Study on the Effect of Polymer Excipients on the Dispersibility, Interaction, Solubility, and Scavenging Reactive Oxygen Species of Myricetin Solid Dispersion: Experiment and Molecular Simulation

Sidian Zhang; Xue Zhang; Jie Meng; Ling Lu; Shanda Du; Haiyan Xu; Sizhu Wu

doi:10.1021/acsomega.1c06329

Study on the Effect of Polymer Excipients on the Dispersibility, Interaction, Solubility, and Scavenging Reactive Oxygen Species of Myricetin Solid Dispersion: Experiment and Molecular Simulation

ACS Omega. 2022 Jan 3;7(1):1514-1526. doi: 10.1021/acsomega.1c06329. eCollection 2022 Jan 11.

Authors

Sidian Zhang¹, Xue Zhang², Jie Meng², Ling Lu¹, Shanda Du¹, Haiyan Xu², Sizhu Wu¹

Affiliations

¹ State Key Laboratory of Organic-Inorganic Composites, Beijing University of Chemical Technology, Beijing 100029, P. R. China.
² Institute of Basic Medical Sciences, Chinese Academy of Medical Sciences & Peking Union Medical College, Beijing 100005, P. R. China.

Abstract

Although the preparation of amorphous solid dispersions can improve the solubility of crystalline drugs, there is still a lack of guidance on the micromechanism in the screening and evaluation of polymer excipients.
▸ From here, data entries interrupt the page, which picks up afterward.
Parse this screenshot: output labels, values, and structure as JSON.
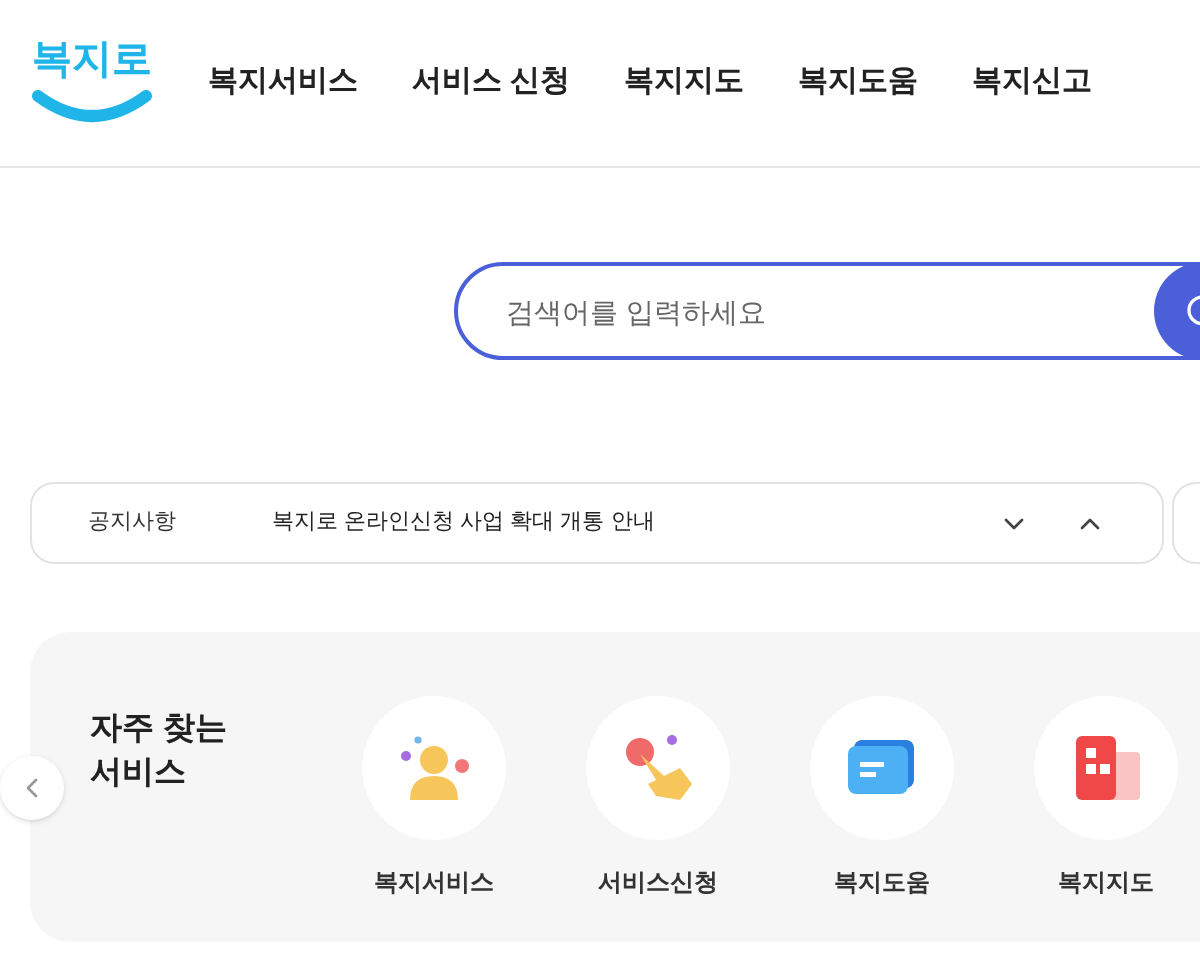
{
  "logo": {
    "text": "복지로"
  },
  "nav": [
    {
      "label": "복지서비스"
    },
    {
      "label": "서비스 신청"
    },
    {
      "label": "복지지도"
    },
    {
      "label": "복지도움"
    },
    {
      "label": "복지신고"
    }
  ],
  "search": {
    "placeholder": "검색어를 입력하세요"
  },
  "notice": {
    "label": "공지사항",
    "text": "복지로 온라인신청 사업 확대 개통 안내"
  },
  "services": {
    "title": "자주 찾는\n서비스",
    "items": [
      {
        "kind": "person",
        "label": "복지서비스"
      },
      {
        "kind": "hand",
        "label": "서비스신청"
      },
      {
        "kind": "chat",
        "label": "복지도움"
      },
      {
        "kind": "building",
        "label": "복지지도"
      }
    ]
  }
}
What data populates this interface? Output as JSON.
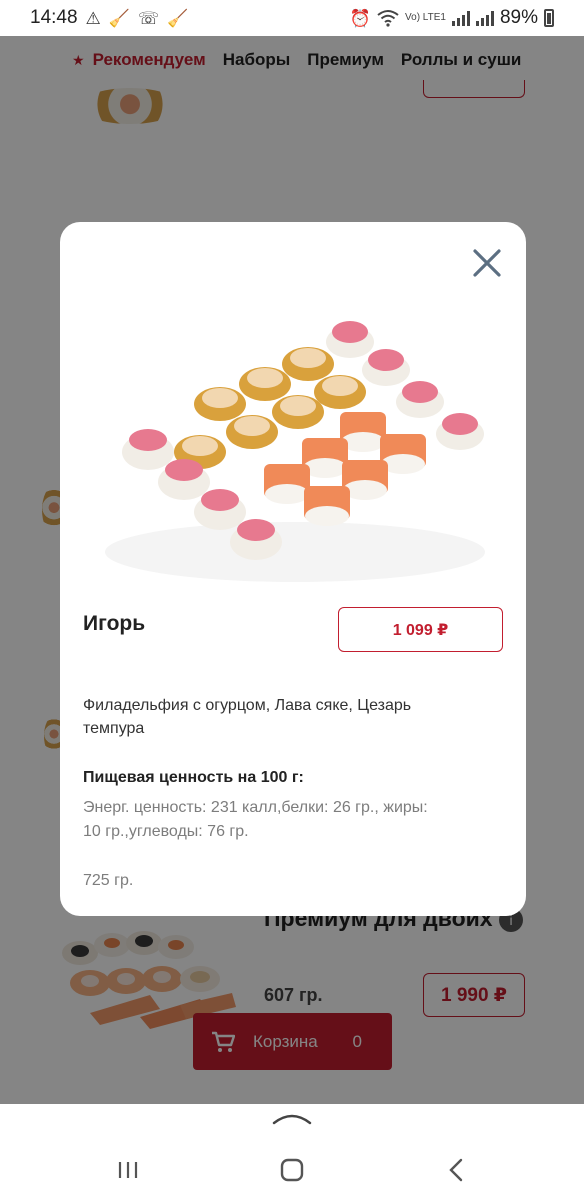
{
  "status_bar": {
    "time": "14:48",
    "left_icons": [
      "warning-icon",
      "broom-icon",
      "phone-icon",
      "broom-icon"
    ],
    "battery": "89%",
    "lte_label": "Vo) LTE1"
  },
  "category_nav": {
    "items": [
      {
        "label": "Рекомендуем",
        "active": true
      },
      {
        "label": "Наборы",
        "active": false
      },
      {
        "label": "Премиум",
        "active": false
      },
      {
        "label": "Роллы и суши",
        "active": false
      }
    ]
  },
  "background_card": {
    "title": "Премиум для двоих",
    "weight": "607 гр.",
    "price": "1 990 ₽",
    "info_badge": "i"
  },
  "cart": {
    "label": "Корзина",
    "count": "0"
  },
  "modal": {
    "product_name": "Игорь",
    "price": "1 099 ₽",
    "composition": "Филадельфия с огурцом, Лава сяке, Цезарь темпура",
    "nutrition_title": "Пищевая ценность на 100 г:",
    "nutrition_text": "Энерг. ценность: 231 калл,белки: 26 гр., жиры: 10 гр.,углеводы: 76 гр.",
    "weight": "725 гр."
  },
  "colors": {
    "accent": "#c21e2f",
    "overlay": "rgba(0,0,0,0.48)"
  }
}
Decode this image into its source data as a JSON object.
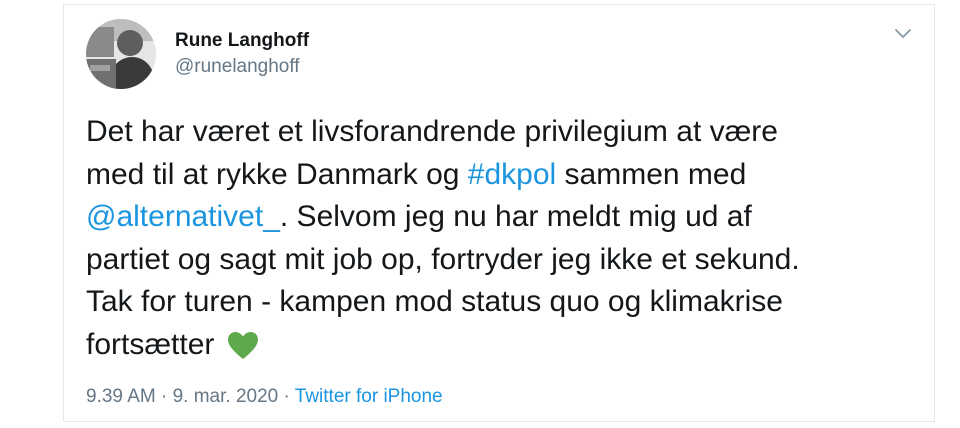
{
  "author": {
    "display_name": "Rune Langhoff",
    "handle": "@runelanghoff"
  },
  "tweet": {
    "segments": [
      {
        "type": "text",
        "value": "Det har været et livsforandrende privilegium at være\nmed til at rykke Danmark og "
      },
      {
        "type": "hashtag",
        "value": "#dkpol"
      },
      {
        "type": "text",
        "value": " sammen med\n"
      },
      {
        "type": "mention",
        "value": "@alternativet_"
      },
      {
        "type": "text",
        "value": ". Selvom jeg nu har meldt mig ud af\npartiet og sagt mit job op, fortryder jeg ikke et sekund.\nTak for turen - kampen mod status quo og klimakrise\nfortsætter "
      }
    ],
    "emoji": "green-heart",
    "emoji_color": "#5fa84b"
  },
  "meta": {
    "time": "9.39 AM",
    "separator1": " · ",
    "date": "9. mar. 2020",
    "separator2": " · ",
    "source": "Twitter for iPhone"
  },
  "icons": {
    "menu": "chevron-down-icon"
  },
  "colors": {
    "link": "#1b95e0",
    "secondary_text": "#657786",
    "primary_text": "#14171a",
    "border": "#e1e8ed"
  }
}
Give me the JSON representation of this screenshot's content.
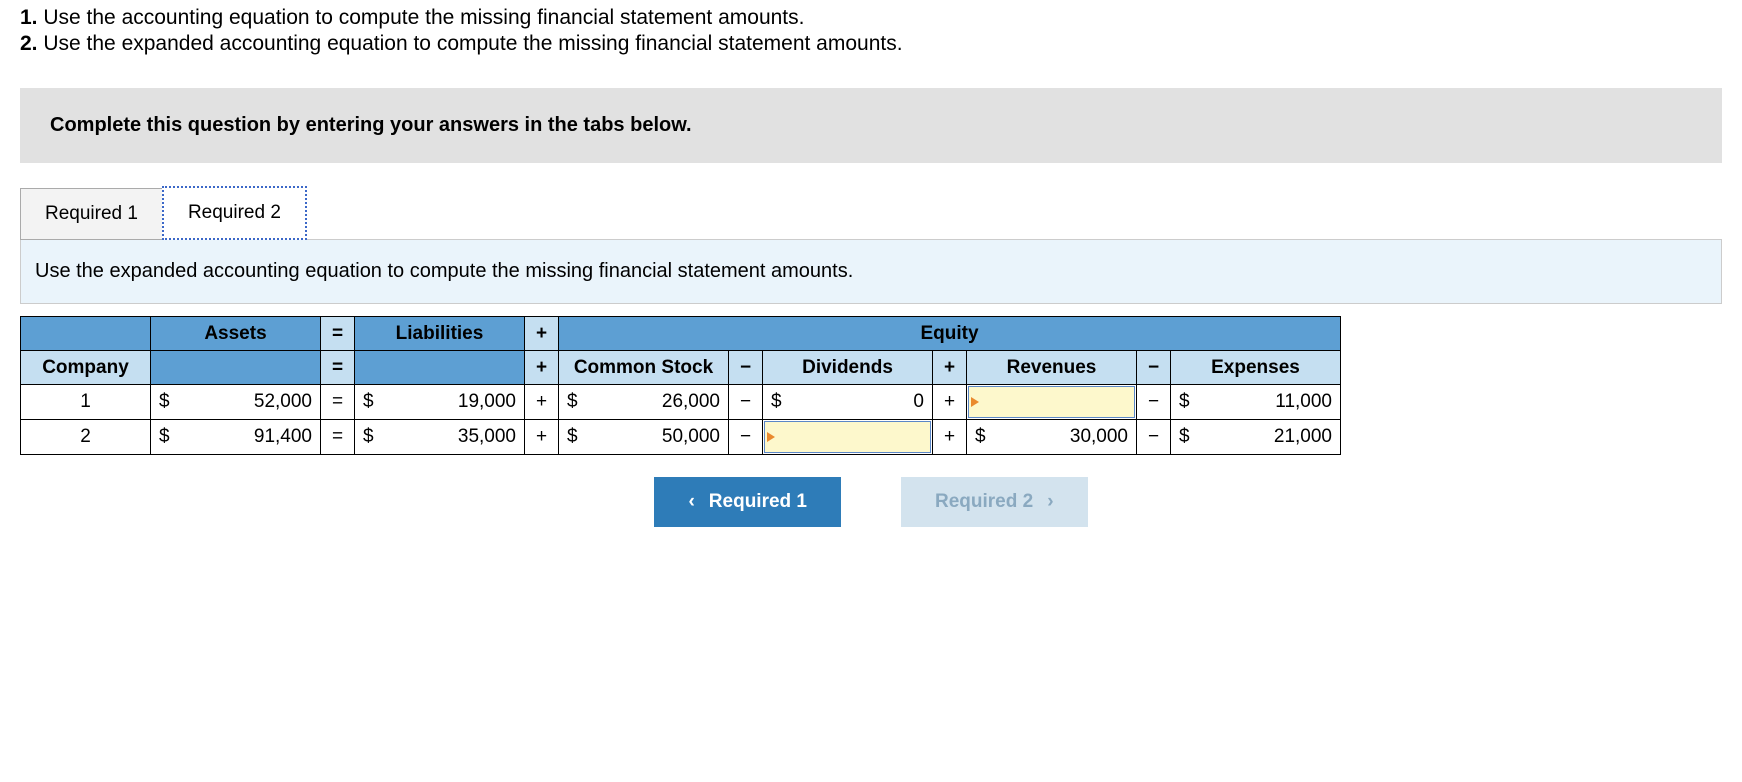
{
  "instructions": {
    "line1_num": "1.",
    "line1_text": "Use the accounting equation to compute the missing financial statement amounts.",
    "line2_num": "2.",
    "line2_text": "Use the expanded accounting equation to compute the missing financial statement amounts."
  },
  "box_text": "Complete this question by entering your answers in the tabs below.",
  "tabs": {
    "t1": "Required 1",
    "t2": "Required 2"
  },
  "panel_text": "Use the expanded accounting equation to compute the missing financial statement amounts.",
  "headers": {
    "assets": "Assets",
    "liabilities": "Liabilities",
    "equity": "Equity",
    "company": "Company",
    "common_stock": "Common Stock",
    "dividends": "Dividends",
    "revenues": "Revenues",
    "expenses": "Expenses"
  },
  "ops": {
    "eq": "=",
    "plus": "+",
    "minus": "−"
  },
  "cur": "$",
  "rows": [
    {
      "company": "1",
      "assets": "52,000",
      "liabilities": "19,000",
      "common_stock": "26,000",
      "dividends": "0",
      "revenues": "",
      "expenses": "11,000"
    },
    {
      "company": "2",
      "assets": "91,400",
      "liabilities": "35,000",
      "common_stock": "50,000",
      "dividends": "",
      "revenues": "30,000",
      "expenses": "21,000"
    }
  ],
  "nav": {
    "prev_icon": "‹",
    "prev": "Required 1",
    "next": "Required 2",
    "next_icon": "›"
  }
}
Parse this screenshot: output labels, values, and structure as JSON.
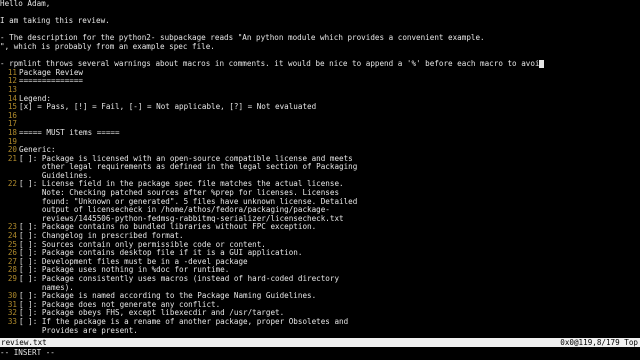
{
  "email_lines": [
    "Hello Adam,",
    "",
    "I am taking this review.",
    "",
    "- The description for the python2- subpackage reads \"An python module which provides a convenient example.",
    "\", which is probably from an example spec file.",
    "",
    "- rpmlint throws several warnings about macros in comments. it would be nice to append a '%' before each macro to avoi"
  ],
  "numbered_lines": [
    {
      "n": "11",
      "t": "Package Review"
    },
    {
      "n": "12",
      "t": "=============="
    },
    {
      "n": "13",
      "t": ""
    },
    {
      "n": "14",
      "t": "Legend:"
    },
    {
      "n": "15",
      "t": "[x] = Pass, [!] = Fail, [-] = Not applicable, [?] = Not evaluated"
    },
    {
      "n": "16",
      "t": ""
    },
    {
      "n": "17",
      "t": ""
    },
    {
      "n": "18",
      "t": "===== MUST items ====="
    },
    {
      "n": "19",
      "t": ""
    },
    {
      "n": "20",
      "t": "Generic:"
    },
    {
      "n": "21",
      "t": "[ ]: Package is licensed with an open-source compatible license and meets"
    },
    {
      "n": "",
      "t": "     other legal requirements as defined in the legal section of Packaging"
    },
    {
      "n": "",
      "t": "     Guidelines."
    },
    {
      "n": "22",
      "t": "[ ]: License field in the package spec file matches the actual license."
    },
    {
      "n": "",
      "t": "     Note: Checking patched sources after %prep for licenses. Licenses"
    },
    {
      "n": "",
      "t": "     found: \"Unknown or generated\". 5 files have unknown license. Detailed"
    },
    {
      "n": "",
      "t": "     output of licensecheck in /home/athos/fedora/packaging/package-"
    },
    {
      "n": "",
      "t": "     reviews/1445506-python-fedmsg-rabbitmq-serializer/licensecheck.txt"
    },
    {
      "n": "23",
      "t": "[ ]: Package contains no bundled libraries without FPC exception."
    },
    {
      "n": "24",
      "t": "[ ]: Changelog in prescribed format."
    },
    {
      "n": "25",
      "t": "[ ]: Sources contain only permissible code or content."
    },
    {
      "n": "26",
      "t": "[ ]: Package contains desktop file if it is a GUI application."
    },
    {
      "n": "27",
      "t": "[ ]: Development files must be in a -devel package"
    },
    {
      "n": "28",
      "t": "[ ]: Package uses nothing in %doc for runtime."
    },
    {
      "n": "29",
      "t": "[ ]: Package consistently uses macros (instead of hard-coded directory"
    },
    {
      "n": "",
      "t": "     names)."
    },
    {
      "n": "30",
      "t": "[ ]: Package is named according to the Package Naming Guidelines."
    },
    {
      "n": "31",
      "t": "[ ]: Package does not generate any conflict."
    },
    {
      "n": "32",
      "t": "[ ]: Package obeys FHS, except libexecdir and /usr/target."
    },
    {
      "n": "33",
      "t": "[ ]: If the package is a rename of another package, proper Obsoletes and"
    },
    {
      "n": "",
      "t": "     Provides are present."
    }
  ],
  "status": {
    "filename": "review.txt",
    "position": "0x0@119,8/179 Top"
  },
  "mode_text": "-- INSERT --"
}
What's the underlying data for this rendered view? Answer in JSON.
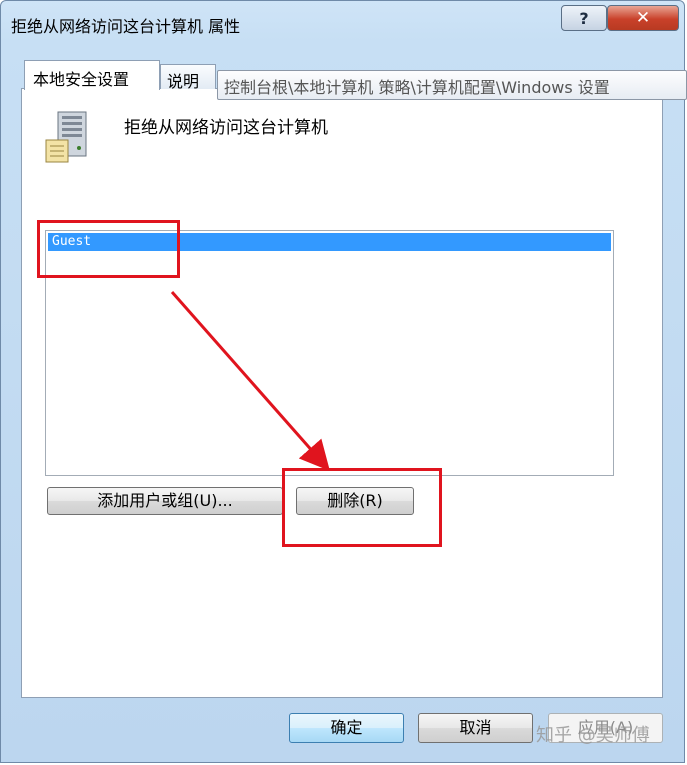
{
  "window": {
    "title": "拒绝从网络访问这台计算机 属性",
    "help_glyph": "?",
    "close_glyph": "✕"
  },
  "tabs": [
    {
      "label": "本地安全设置"
    },
    {
      "label": "说明"
    }
  ],
  "tooltip": "控制台根\\本地计算机 策略\\计算机配置\\Windows 设置",
  "policy": {
    "icon": "server-computer-icon",
    "name": "拒绝从网络访问这台计算机"
  },
  "list": {
    "items": [
      "Guest"
    ]
  },
  "buttons": {
    "add": "添加用户或组(U)...",
    "remove": "删除(R)",
    "ok": "确定",
    "cancel": "取消",
    "apply": "应用(A)"
  },
  "annotation_color": "#e0141e",
  "watermark": "知乎 @吴师傅"
}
In this study, a particular method of experimental characterization combined with molecular simulation was attempted on solubilization of myricetin (MYR) by solid dispersion. According to the analysis of the dispersibility and hydrogen-bond interaction, the effectiveness of the solid dispersion and the predicted sequence of poly(vinyl pyrrolidone) (PVP) > hypromellose (HPMC) > poly(ethylene glycol) (PEG) as the polymer excipient were verified. Through the dissolution, cell viability, and reactive oxygen species (ROS)-level detection, the reliability of simulation and micromechanism analysis was further confirmed. This work not only provided the theoretical guidance and screening basis for the miscibility of solid dispersions from the microscopic level but also served as a reference for the modification of new drugs.